David McGuinty Liberal Ottawa South, ON

Just to make sure, removing proposed paragraph 68.1(1)(a) is a good idea, because if I understand it, we would be asking for the substitution of carbon dioxide, and I don't think there's a substitute yet.

Secondly, I think this would reflect the fact that we've already voted against separate schedules for GHGs and air pollutants. Our fear was that this was creating a new class of substances.

Mr. Moffet might help me understand or confirm that this in fact would not do so.

10:45 a.m.

Acting Director General, Legislation and Regulatory Affairs, Environmental Stewardship Branch, Department of the Environment

John Moffet

The specific question is whether this creates a new list.

10:45 a.m.

Liberal

David McGuinty Liberal Ottawa South, ON

A new list or a new class of substances.

10:45 a.m.

Acting Director General, Legislation and Regulatory Affairs, Environmental Stewardship Branch, Department of the Environment

John Moffet

It absolutely does create a new list of substances or a new class of substances. It gives the minister authority over a number of substances that have not been identified, have not been categorized as a result of the section 73 categorization, will not be subject to a section 74 screening assessment, and are not on the list of toxic substances, schedule 1 of CEPA. This does identify a number of new substances, and I can explain how.

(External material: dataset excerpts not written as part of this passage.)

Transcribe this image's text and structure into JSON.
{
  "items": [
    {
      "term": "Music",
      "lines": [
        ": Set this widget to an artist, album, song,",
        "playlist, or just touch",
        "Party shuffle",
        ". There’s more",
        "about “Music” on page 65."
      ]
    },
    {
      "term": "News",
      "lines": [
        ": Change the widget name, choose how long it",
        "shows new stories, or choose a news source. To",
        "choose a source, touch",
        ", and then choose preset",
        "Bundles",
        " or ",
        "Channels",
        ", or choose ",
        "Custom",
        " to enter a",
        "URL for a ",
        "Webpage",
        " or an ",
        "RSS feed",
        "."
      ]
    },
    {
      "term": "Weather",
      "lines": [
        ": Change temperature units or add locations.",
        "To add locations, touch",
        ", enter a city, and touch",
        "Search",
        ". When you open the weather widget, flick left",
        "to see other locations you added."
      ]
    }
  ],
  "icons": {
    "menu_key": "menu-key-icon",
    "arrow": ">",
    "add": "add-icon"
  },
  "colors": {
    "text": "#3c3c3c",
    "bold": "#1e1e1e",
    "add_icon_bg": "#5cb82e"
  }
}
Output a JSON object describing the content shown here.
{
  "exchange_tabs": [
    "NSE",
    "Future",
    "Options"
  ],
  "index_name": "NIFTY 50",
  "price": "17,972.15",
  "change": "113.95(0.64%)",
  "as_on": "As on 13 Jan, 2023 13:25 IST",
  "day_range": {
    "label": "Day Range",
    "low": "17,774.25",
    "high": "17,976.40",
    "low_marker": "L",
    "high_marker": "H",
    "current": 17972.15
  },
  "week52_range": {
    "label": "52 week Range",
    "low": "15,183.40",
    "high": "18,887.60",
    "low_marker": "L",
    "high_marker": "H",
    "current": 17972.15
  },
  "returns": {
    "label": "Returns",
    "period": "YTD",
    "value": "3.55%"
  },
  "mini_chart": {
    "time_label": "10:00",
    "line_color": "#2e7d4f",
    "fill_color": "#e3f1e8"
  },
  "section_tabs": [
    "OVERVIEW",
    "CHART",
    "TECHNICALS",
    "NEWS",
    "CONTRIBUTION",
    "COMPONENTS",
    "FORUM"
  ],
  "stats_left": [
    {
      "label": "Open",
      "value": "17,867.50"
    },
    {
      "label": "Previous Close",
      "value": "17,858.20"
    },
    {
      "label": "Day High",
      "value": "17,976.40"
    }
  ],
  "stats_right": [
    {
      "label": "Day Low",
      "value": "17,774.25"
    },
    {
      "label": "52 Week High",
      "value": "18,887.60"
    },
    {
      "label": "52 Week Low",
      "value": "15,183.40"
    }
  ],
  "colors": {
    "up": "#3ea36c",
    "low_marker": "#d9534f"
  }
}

The International Agency for Research on Cancer has a number of lists. Taken in totality, there are about 414 substances on their list. For most of those substances, the pathway by which they work is not through the air, so most of them are not air pollutants. That's one issue in terms of the relevance to air pollution.

There is a second way in which they create a new list. I need to give you a bit of context on how the categorization process worked.

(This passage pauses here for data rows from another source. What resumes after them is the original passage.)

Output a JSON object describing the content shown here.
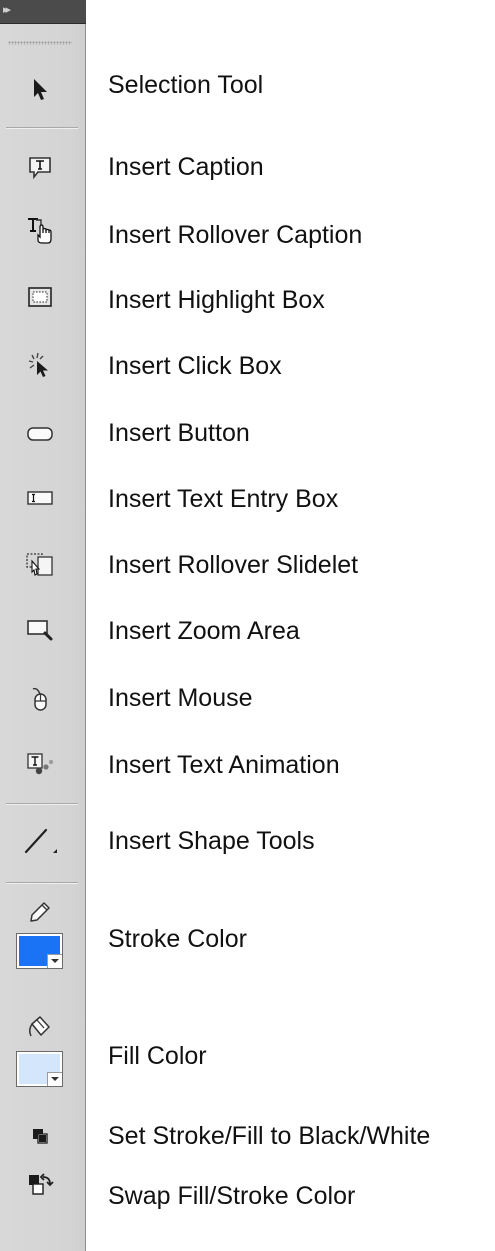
{
  "toolbar": {
    "tools": [
      {
        "id": "selection",
        "label": "Selection Tool",
        "icon": "arrow-pointer-icon"
      },
      {
        "id": "caption",
        "label": "Insert Caption",
        "icon": "caption-icon"
      },
      {
        "id": "rollover-caption",
        "label": "Insert Rollover Caption",
        "icon": "rollover-caption-icon"
      },
      {
        "id": "highlight-box",
        "label": "Insert Highlight Box",
        "icon": "highlight-box-icon"
      },
      {
        "id": "click-box",
        "label": "Insert Click Box",
        "icon": "click-box-icon"
      },
      {
        "id": "button",
        "label": "Insert Button",
        "icon": "button-icon"
      },
      {
        "id": "text-entry-box",
        "label": "Insert Text Entry Box",
        "icon": "text-entry-box-icon"
      },
      {
        "id": "rollover-slidelet",
        "label": "Insert Rollover Slidelet",
        "icon": "rollover-slidelet-icon"
      },
      {
        "id": "zoom-area",
        "label": "Insert Zoom Area",
        "icon": "zoom-area-icon"
      },
      {
        "id": "mouse",
        "label": "Insert Mouse",
        "icon": "mouse-icon"
      },
      {
        "id": "text-animation",
        "label": "Insert Text Animation",
        "icon": "text-animation-icon"
      },
      {
        "id": "shape-tools",
        "label": "Insert Shape Tools",
        "icon": "line-shape-icon"
      }
    ],
    "stroke_color": {
      "label": "Stroke Color",
      "icon": "pencil-icon",
      "color": "#1a73f5"
    },
    "fill_color": {
      "label": "Fill Color",
      "icon": "paint-bucket-icon",
      "color": "#d3e6fc"
    },
    "default_colors": {
      "label": "Set Stroke/Fill to Black/White",
      "icon": "default-colors-icon"
    },
    "swap_colors": {
      "label": "Swap Fill/Stroke Color",
      "icon": "swap-colors-icon"
    }
  }
}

The categorization process looked at the 23,000 or so substances that were in commercial use in Canada, including most of the substances on the IARC list. In addition, in any event, the Department of Health also looked at the entire IARC list, took the results and identified about 4,000 substances for screening assessments under section 74.

Those substances include a number of IARC substances, and they would be excluded from this as a result of the friendly amendment. But they don't include all IARC substances. The reason for that is that we excluded those IARC substances for which we believe there is no potential for exposure in Canada. Health Canada has done the preliminary exposure analysis, and if there's no potential for exposure, we've determined not to do further assessment on those. We have limited assessment resources, so we're going to focus on those that are used and exposed in Canada. This would require the minister to take some action with respect to that broader list, notwithstanding the fact that we've narrowed it somewhat.